I was under the impression that the pass phrase encrypted the file and
that to make use of the private key I would have to supply my pass
phrase, so I thought the private key was useless without the pass
phrase.
Correct.

The 4096 bit just means that it would be pretty much impossible
with todays tech to brute force the pass phrase,
No, 4096 bit is the length of the key. Such a key is resistant to brute
force ("guessing it"). If someone has your key (encrypted with your
passphrase), the target of a brute force attack is obviously your
passphrase because it would reveal your key unencrypted.
Actually, the private/public algorithms we normally use (RSA and DSA)
are not as robust to brute-force methods as the symmetric encryption
methods (e.g.
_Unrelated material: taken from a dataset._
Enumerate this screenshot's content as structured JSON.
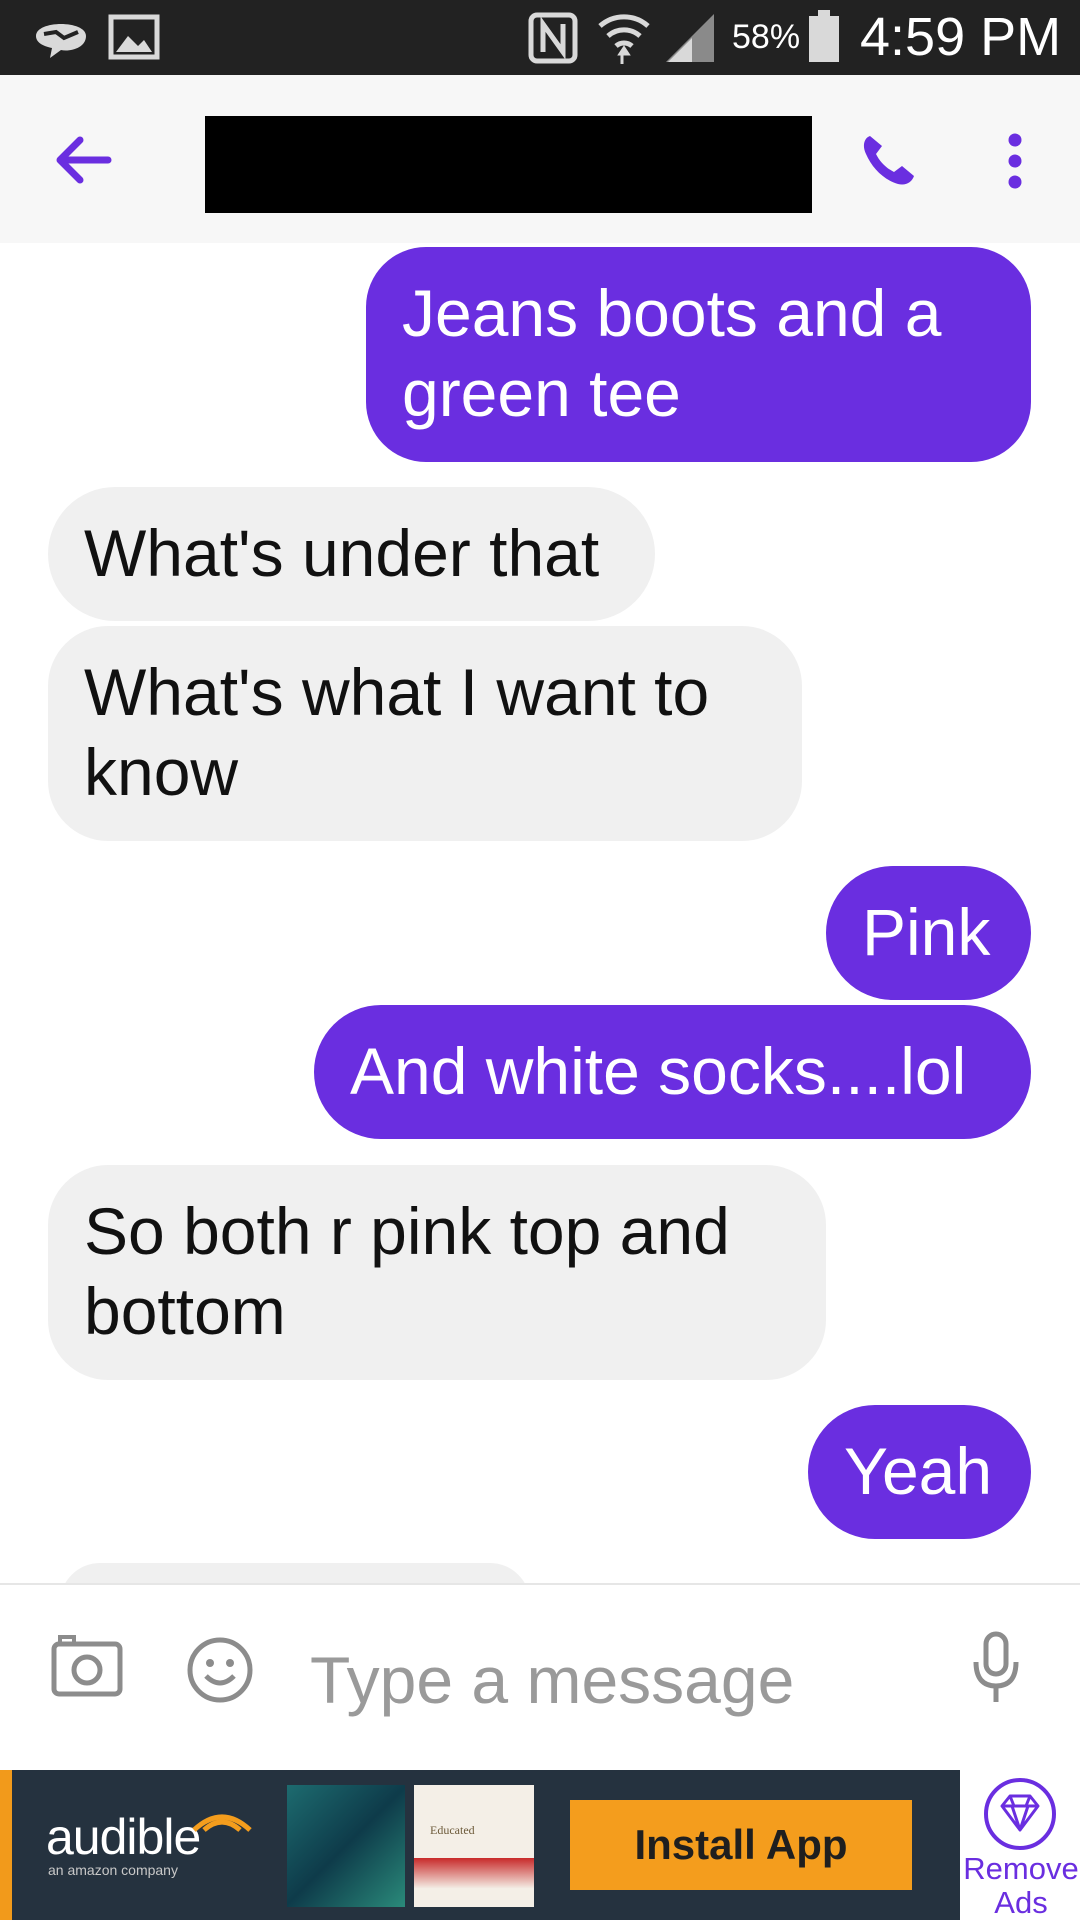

AES).

Therefore an RSA key of 512 bits is something that is not considered
safe by any standards, whereas an AES key of 128 bits will probably
withstand brute-force search for quite some time (256 bits keys is
normally recopmmended "to be on the safe side").

My private key was generated by PuTTY.  And has this at the top:
PuTTY-User-Key-File-2: ssh-rsa  Encryption: aes256-cbc.  I assume then
that it means the file is encrypted with AES256 and this is high
quality, is this correct?  Also what does the cbc mean.

AES (advanced encryption algorithm) 256 (256 bit key) and cbc (cipher
block chaining, an encryption mode in which the plaintext is "blocked",
and each block is encrypted in such a manner that the next block depends
not only on the key but also on the last encrypted block.
Larry
Thanks very much for the explanation Larry.